To reach the neighboring Beach Village, you drive your car seven miles makai (seaward) down a long dirt road (they’ll give you a "clicker" to open the gate) or take the free shuttle. It’s a grouping of platform "tentalows" arrayed along the double-crescent beach at Kaupoa. The tents’ individual platforms have generous decking with picnic table and relaxing chaises, two separate tent bedrooms with zip-up windows, solar powered lights and ceiling fans. Open-air baths have self-composting toilet and hot water showers.

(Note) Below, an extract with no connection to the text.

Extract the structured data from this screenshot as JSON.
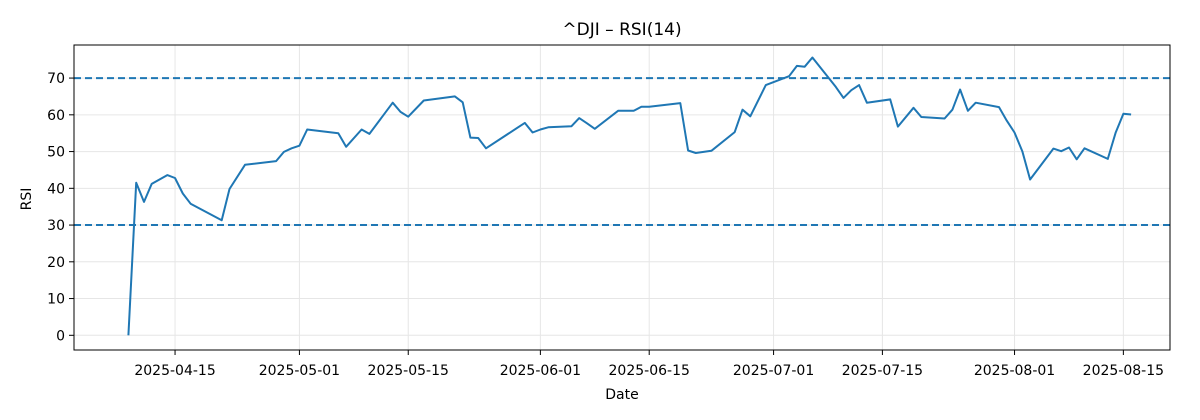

A different sort of time-travel happens at the Beach Village common area, which serves as the dining pavilion and gathering place. Here, Anakala "Uncle" Pilipo Solatorio educates guests using his Hawaiian cultural garden, Na Piko, as a teaching tool. Guests learn to make makana, a gift in ti-leaf wrapping. They also learn the proper protocols and chant affirming their identity and origin, requesting invitation to enter. "No matter who you are and where you are from, we are all climbing the same mountain from different sides," Anakala says, "But the view at the top looks the same."
Even a living-history resort has to make some concessions to modernity. An 18-hole oceanside golf course at Kaluako‘i, designed by Theodore Robinson, Sr., is available to Lodge visitors. But the resort offers plenty for the quieter-minded as well, including yoga and a range of body treatments on the premises by local Healing Arts therapists. Not to be overlooked, The Lodge and Beach Village’s very architecture offers the peace of a real retreat. Everywhere are nooks and niches, quiet spots to pause with a good book or conversation. And everyone here will stop puttering to say hello, look you straight in the eye and, with the slightest hint of invitation, pour out their stories and make you a friend.
The property’s general manager, Teri Waros, is an O‘ahu-born professional hotelier who has opened Ritz-Carlton properties worldwide. "My hotel echoes the island," she says. "This is the perfect place to jump off the edge of the world and just be."
Or as Mary Philpotts puts it: "The Lodge has a happy heart."
A heart that beats, perhaps, in cowboy time.